A: Audit is the process through which syllabi are reviewed and approved. This is often useful for new course approval, template finalization, and sectional (i.e. instructor) syllabus review.
The audit process has several stages and is exclusively available to individuals who have the ability to edit the syllabus or have audit course domain permission.
In order to understand each stage of the auditing process, it is first important to note that there are two roles of auditing: 1) people who will be editing syllabi, such as instructors, and 2) people who will be reviewing syllabi, such as department chairs. While a Dean, curriculum committee, etc., may also be responsible for yet another stage in the audit workflow, for the purpose of this article we will continue to refer to them generally as "auditors."
There are currently five stages to the Concourse audit workflow, as show in the diagram below.
- New: Either the syllabus is blank, or it has been cloned and not yet edited. In other words, the syllabus is so far untouched.
- In Progress: The syllabus has been edited to some extent. The person editing the syllabus has saved an item/uploaded a syllabus but has not yet submitted the syllabus for review. This means that content is still being added to and modified on the syllabus. Going from New to In Progress occurs automatically on first edit.
- Submitted for Review: Edits to the syllabus have been finalized and the syllabus is now submitted for review by an auditor. The editor can continue to make changes to the syllabus before it is reviewed. From here the auditor will decide if the syllabus is considered Reviewed or if more work needs to be done and move it back to In Progress. Further, the editor can even undo this step and go back to In Progress themselves if they want to no longer keep the auditor on notice.
- Reviewed: At this point the auditor has assessed the syllabus content and approved what they've seen. Now, the syllabus is done with the review process, unless the syllabus is Modified Since Review.
- Modified Since Review: This stage occurs automatically if a syllabus is edited after it has already been reviewed. Auditors can run a report to see which syllabi have been adjusted since the review and are given the option of revisiting it for re-approval.

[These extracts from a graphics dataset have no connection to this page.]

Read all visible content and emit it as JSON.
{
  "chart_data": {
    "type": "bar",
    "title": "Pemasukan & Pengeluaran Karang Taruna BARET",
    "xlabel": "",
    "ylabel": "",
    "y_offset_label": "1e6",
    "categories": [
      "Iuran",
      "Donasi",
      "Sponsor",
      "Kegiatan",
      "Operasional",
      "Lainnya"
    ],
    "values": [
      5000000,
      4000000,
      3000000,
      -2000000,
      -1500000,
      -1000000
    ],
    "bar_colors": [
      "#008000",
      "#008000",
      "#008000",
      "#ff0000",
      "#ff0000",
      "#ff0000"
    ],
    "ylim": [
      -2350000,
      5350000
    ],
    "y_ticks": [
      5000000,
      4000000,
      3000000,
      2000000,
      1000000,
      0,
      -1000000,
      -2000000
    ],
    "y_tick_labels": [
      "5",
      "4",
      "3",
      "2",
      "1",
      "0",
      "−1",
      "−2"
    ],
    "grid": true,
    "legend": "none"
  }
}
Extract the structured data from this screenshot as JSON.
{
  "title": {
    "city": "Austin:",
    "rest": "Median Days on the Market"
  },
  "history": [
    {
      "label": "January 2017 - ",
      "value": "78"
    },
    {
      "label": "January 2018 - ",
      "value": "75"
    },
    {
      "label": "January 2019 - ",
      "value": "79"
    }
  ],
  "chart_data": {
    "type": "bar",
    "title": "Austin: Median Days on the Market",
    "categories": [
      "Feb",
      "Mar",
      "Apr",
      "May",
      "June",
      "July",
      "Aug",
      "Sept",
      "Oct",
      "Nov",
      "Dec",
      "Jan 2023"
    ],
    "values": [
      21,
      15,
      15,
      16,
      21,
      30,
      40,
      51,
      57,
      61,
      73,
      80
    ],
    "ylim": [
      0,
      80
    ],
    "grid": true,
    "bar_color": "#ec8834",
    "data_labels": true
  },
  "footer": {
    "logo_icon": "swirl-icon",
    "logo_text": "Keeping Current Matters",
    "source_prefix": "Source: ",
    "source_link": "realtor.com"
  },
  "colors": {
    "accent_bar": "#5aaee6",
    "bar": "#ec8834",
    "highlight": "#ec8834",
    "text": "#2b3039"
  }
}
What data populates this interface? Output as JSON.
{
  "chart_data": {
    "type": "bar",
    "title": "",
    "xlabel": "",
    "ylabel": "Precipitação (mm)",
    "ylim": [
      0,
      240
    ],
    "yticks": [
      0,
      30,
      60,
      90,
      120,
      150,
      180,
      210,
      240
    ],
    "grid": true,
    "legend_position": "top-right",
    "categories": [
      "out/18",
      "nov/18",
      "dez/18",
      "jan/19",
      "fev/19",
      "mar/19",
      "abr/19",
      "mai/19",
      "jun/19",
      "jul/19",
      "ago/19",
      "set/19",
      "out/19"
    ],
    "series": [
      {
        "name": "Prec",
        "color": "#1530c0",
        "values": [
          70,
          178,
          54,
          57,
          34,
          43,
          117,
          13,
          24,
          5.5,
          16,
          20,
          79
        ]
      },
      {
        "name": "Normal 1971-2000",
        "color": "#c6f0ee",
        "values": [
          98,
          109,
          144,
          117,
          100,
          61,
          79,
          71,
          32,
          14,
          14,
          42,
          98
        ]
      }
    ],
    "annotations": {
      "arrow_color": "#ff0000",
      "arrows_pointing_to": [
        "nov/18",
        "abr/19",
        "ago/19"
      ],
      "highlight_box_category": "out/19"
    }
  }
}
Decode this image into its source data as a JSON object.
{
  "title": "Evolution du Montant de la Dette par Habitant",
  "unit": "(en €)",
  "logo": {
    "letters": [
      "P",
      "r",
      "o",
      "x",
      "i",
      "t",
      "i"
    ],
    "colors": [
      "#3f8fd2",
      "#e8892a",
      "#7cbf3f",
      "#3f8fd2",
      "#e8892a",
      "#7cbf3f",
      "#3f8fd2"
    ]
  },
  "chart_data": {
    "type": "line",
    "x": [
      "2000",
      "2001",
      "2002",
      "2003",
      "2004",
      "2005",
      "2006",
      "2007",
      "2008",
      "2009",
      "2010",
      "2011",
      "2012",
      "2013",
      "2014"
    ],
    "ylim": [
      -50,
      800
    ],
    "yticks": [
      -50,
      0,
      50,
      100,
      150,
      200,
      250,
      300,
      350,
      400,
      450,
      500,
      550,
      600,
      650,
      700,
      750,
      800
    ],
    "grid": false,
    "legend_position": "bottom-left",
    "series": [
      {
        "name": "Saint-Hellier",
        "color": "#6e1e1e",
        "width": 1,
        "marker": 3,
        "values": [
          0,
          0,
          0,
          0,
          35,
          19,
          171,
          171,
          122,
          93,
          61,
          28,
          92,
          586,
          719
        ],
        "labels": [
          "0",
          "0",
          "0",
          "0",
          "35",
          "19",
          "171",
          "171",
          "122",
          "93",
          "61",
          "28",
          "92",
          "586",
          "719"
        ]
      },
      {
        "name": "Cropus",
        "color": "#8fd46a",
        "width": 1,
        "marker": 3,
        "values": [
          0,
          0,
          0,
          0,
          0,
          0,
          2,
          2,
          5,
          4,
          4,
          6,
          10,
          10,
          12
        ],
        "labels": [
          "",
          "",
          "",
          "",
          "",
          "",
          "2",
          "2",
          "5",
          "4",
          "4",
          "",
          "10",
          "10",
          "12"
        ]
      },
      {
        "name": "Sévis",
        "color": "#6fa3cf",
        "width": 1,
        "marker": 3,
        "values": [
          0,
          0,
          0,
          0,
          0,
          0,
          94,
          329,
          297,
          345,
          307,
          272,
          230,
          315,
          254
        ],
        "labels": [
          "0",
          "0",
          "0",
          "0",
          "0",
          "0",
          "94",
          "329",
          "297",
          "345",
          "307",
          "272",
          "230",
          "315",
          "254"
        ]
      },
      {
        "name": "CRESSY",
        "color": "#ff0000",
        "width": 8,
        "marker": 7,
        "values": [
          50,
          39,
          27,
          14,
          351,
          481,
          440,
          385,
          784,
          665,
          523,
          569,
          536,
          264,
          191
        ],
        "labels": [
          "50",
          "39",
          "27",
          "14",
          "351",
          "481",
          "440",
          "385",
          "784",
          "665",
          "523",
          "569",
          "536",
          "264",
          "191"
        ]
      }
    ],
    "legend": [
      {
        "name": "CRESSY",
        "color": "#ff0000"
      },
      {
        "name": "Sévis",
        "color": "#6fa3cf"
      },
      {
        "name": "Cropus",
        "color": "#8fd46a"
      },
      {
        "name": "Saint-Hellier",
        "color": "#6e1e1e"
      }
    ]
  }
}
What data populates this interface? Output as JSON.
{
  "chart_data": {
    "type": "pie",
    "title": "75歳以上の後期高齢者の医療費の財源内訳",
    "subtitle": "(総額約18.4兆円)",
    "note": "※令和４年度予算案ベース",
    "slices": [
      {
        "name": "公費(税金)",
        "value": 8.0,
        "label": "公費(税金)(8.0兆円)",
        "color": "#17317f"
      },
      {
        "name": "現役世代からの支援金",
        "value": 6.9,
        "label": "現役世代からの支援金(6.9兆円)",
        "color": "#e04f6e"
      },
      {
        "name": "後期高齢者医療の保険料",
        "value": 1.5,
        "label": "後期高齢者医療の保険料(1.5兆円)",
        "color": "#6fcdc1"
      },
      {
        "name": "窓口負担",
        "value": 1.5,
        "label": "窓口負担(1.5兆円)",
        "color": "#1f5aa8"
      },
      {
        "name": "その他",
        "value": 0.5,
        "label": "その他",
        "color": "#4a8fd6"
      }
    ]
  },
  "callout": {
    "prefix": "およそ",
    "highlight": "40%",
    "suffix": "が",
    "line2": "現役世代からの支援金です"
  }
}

Now that you understand the stages of auditing, let’s go over the use of audit in Concourse from first a syllabus editor’s perspective and then from an auditor’s perspective.
As an editor of a syllabus, you will be able to access the audit area by clicking Audit on the navigation bar.
Once within the audit area, you will have the options of changing the audit status, providing some notes about the progress of the syllabus throughout the audit workflow, and alerting auditors and editors that a change has been made. Below the update form you will see the audit trail, which describes when the audit status has changed, who performed the action, and any associated messages. This will include both user- initiated (e.g. Submitted For Review) and automatic (e.g. New) entries.
To make a change to the audit status, simply use the drop down to make your selection. You can also provide a detailed message at that time. This may even be helpful even if the audit status is not changed, such as "I finished working on course outcomes but I still need to incorporate a schedule." You must either change the status or include a message in order to add to the audit trail.
*Note: Depending on whether you are an editor in the course (someone who has permission to edit the given syllabus) or an auditor (someone who has been assign audit course domain permission), or both, you will have slightly different options when it comes to changing the audit status as described in the stages at the top of this article.
If you choose to Notify Editors or Auditors, an email message will go out to the respective users indicating that a change has been made. In the case of Editors, this will be anyone who is registered for the course and has permission to edit the syllabus. This will often be an instructor, but it can also be a curriculum committee member or the proposer of the new course depending on the purpose of the review.
Checking Auditors will send an email to all of the users who have audit course permission for the domain in which that course falls. It's typical to include a series of department chairs, Deans, or anyone else involved in the audit process.
When you're ready to add to the audit trail, just click Submit.